Authorities are also experimenting with new ways to track people. In June, Homeland Security began using electronic ankle bracelets in eight cities, including Denver, San Francisco and Portland, Ore. The department launched a limited program under which immigrants out on bail or on parole check in by telephone, with voice-recognition software verifying they are who they say they are and that they are calling from home.
When immigrants do go on the lam, Fugitive Operations agents must pursue "this population that has been out there flouting the law," said Victor Cerda, who oversees detention and removals at Homeland Security's Immigration and Customs Enforcement division.
Agents spend hours building dossiers: staking out homes to determine when best to come knocking, interviewing apartment managers, checking credit reports and loan applications. Some agents rely on ruses to enter people's homes, knowing they are unlikely to be allowed in if they explain their true intentions. It is called "knock and talk."
Homeland Security's $4 billion spending plan for fiscal 2005 seeks $69 million for Fugitive Operations, a fourfold increase from the $17 million this fiscal year. The department wants to expand the number of squads, each typically with five members, from 18 to 48 nationally. Homeland Security officials said that, as a matter of policy, they do not reveal where those squads are stationed.
Agents used to track the freshest cases first, figuring they would be easiest to find, said Doris Meissner, President Bill Clinton's top immigration official.
"I think it is, by and large, a losing battle to go out and try to find people," said Meissner, now senior fellow at the Migration Policy Institute in Washington.
The top priority has become getting felons -- not those with simple immigration law violations.
Homeland Security officials say felons account for 47 percent of the fugitives removed this year, short of their goal of 70 percent. About 11 percent of apprehended fugitives have committed sex offenses or other violent crimes, and about 15 percent were drug offenders.
Some critics say the government relies too much on enforcement instead of addressing the fundamental reasons immigrants come. In some cases, the critics say, the government is stoking anti-immigrant sentiment.

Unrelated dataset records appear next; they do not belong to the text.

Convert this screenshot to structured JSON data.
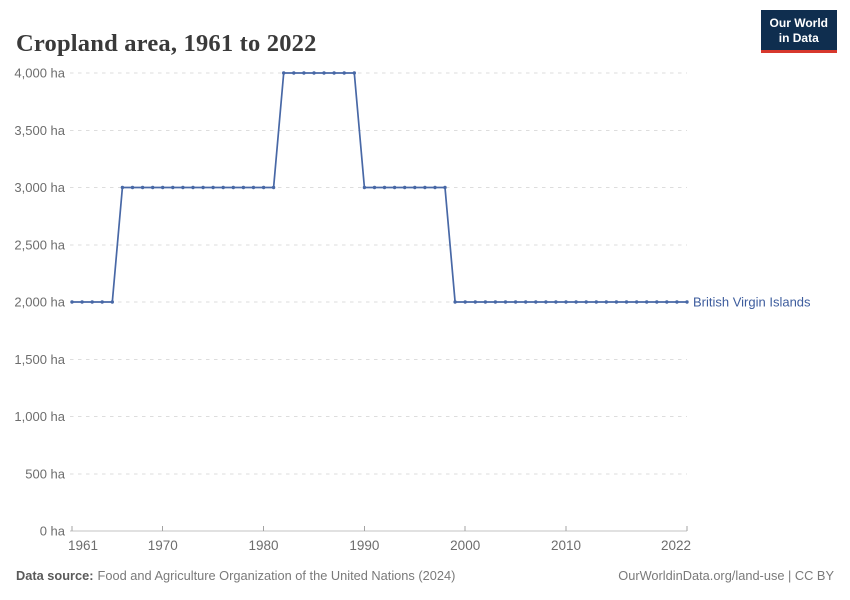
{
  "header": {
    "title": "Cropland area, 1961 to 2022",
    "logo_line1": "Our World",
    "logo_line2": "in Data"
  },
  "chart_data": {
    "type": "line",
    "title": "Cropland area, 1961 to 2022",
    "entity": "British Virgin Islands",
    "unit": "ha",
    "xlabel": "",
    "ylabel": "",
    "xlim": [
      1961,
      2022
    ],
    "ylim": [
      0,
      4000
    ],
    "grid": "horizontal dashed",
    "legend_position": "end-of-line label",
    "x_ticks": [
      1961,
      1970,
      1980,
      1990,
      2000,
      2010,
      2022
    ],
    "x_tick_labels": [
      "1961",
      "1970",
      "1980",
      "1990",
      "2000",
      "2010",
      "2022"
    ],
    "y_ticks": [
      0,
      500,
      1000,
      1500,
      2000,
      2500,
      3000,
      3500,
      4000
    ],
    "y_tick_labels": [
      "0 ha",
      "500 ha",
      "1,000 ha",
      "1,500 ha",
      "2,000 ha",
      "2,500 ha",
      "3,000 ha",
      "3,500 ha",
      "4,000 ha"
    ],
    "years": [
      1961,
      1962,
      1963,
      1964,
      1965,
      1966,
      1967,
      1968,
      1969,
      1970,
      1971,
      1972,
      1973,
      1974,
      1975,
      1976,
      1977,
      1978,
      1979,
      1980,
      1981,
      1982,
      1983,
      1984,
      1985,
      1986,
      1987,
      1988,
      1989,
      1990,
      1991,
      1992,
      1993,
      1994,
      1995,
      1996,
      1997,
      1998,
      1999,
      2000,
      2001,
      2002,
      2003,
      2004,
      2005,
      2006,
      2007,
      2008,
      2009,
      2010,
      2011,
      2012,
      2013,
      2014,
      2015,
      2016,
      2017,
      2018,
      2019,
      2020,
      2021,
      2022
    ],
    "values": [
      2000,
      2000,
      2000,
      2000,
      2000,
      3000,
      3000,
      3000,
      3000,
      3000,
      3000,
      3000,
      3000,
      3000,
      3000,
      3000,
      3000,
      3000,
      3000,
      3000,
      3000,
      4000,
      4000,
      4000,
      4000,
      4000,
      4000,
      4000,
      4000,
      3000,
      3000,
      3000,
      3000,
      3000,
      3000,
      3000,
      3000,
      3000,
      2000,
      2000,
      2000,
      2000,
      2000,
      2000,
      2000,
      2000,
      2000,
      2000,
      2000,
      2000,
      2000,
      2000,
      2000,
      2000,
      2000,
      2000,
      2000,
      2000,
      2000,
      2000,
      2000,
      2000
    ],
    "colors": {
      "line": "#4868a6",
      "marker": "#4868a6",
      "entity_label": "#3d5c9d",
      "grid": "#dddddd",
      "axis": "#c3c3c3",
      "tick": "#a3a3a3",
      "axis_text": "#6d6d6d"
    }
  },
  "footer": {
    "source_label": "Data source:",
    "source_text": "Food and Agriculture Organization of the United Nations (2024)",
    "credit": "OurWorldinData.org/land-use | CC BY"
  }
}
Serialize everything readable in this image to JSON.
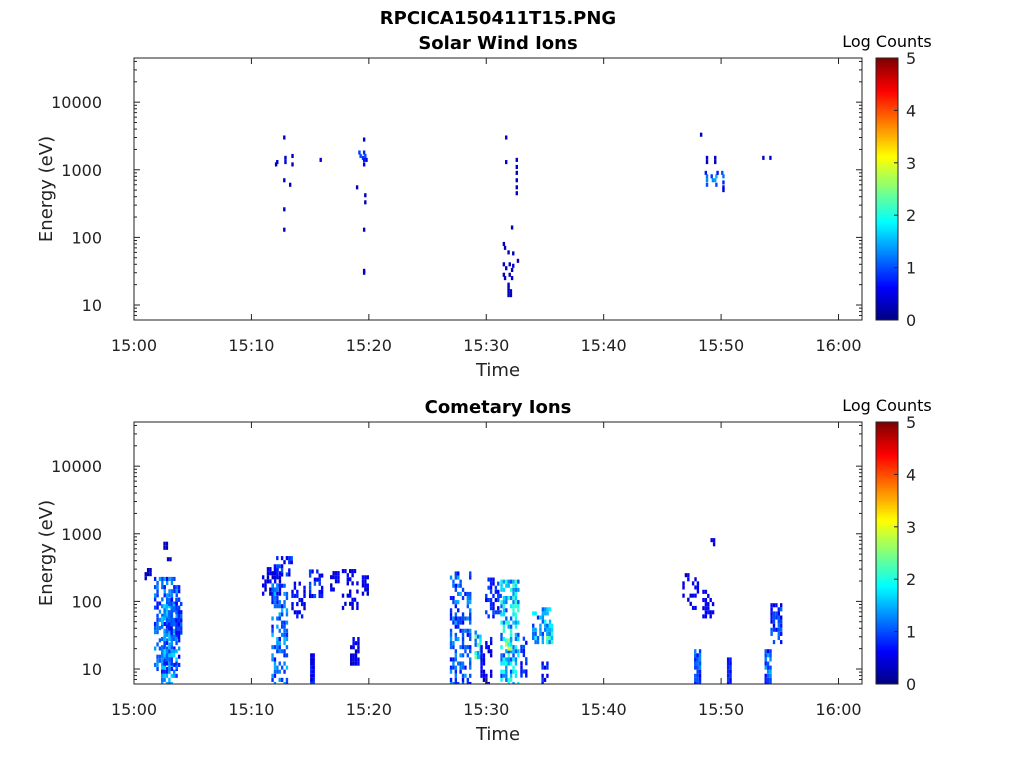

"By trying to characterize undocumented immigrants as criminals, it makes it easier to scapegoat them," said Gail Pendleton, associate director of an immigration project at the National Lawyer's Guild.
Jaime Garcia Zuniga, 23, is the kind of criminal Homeland Security wants to deport. The Mexican, who has been convicted of fighting in public and of having sex with a minor, was perhaps the biggest catch for the San Diego agents that evening.
While agents were chatting with someone who answered the door, Garcia removed a screen and sneaked out through the window of his first-floor apartment.
"We've got a runner!" one agent shouted.
Agents cornered Garcia in an alley, where he surrendered.
The agents returned to their cars, still catching their breath -- one down, more than 400,000 to go.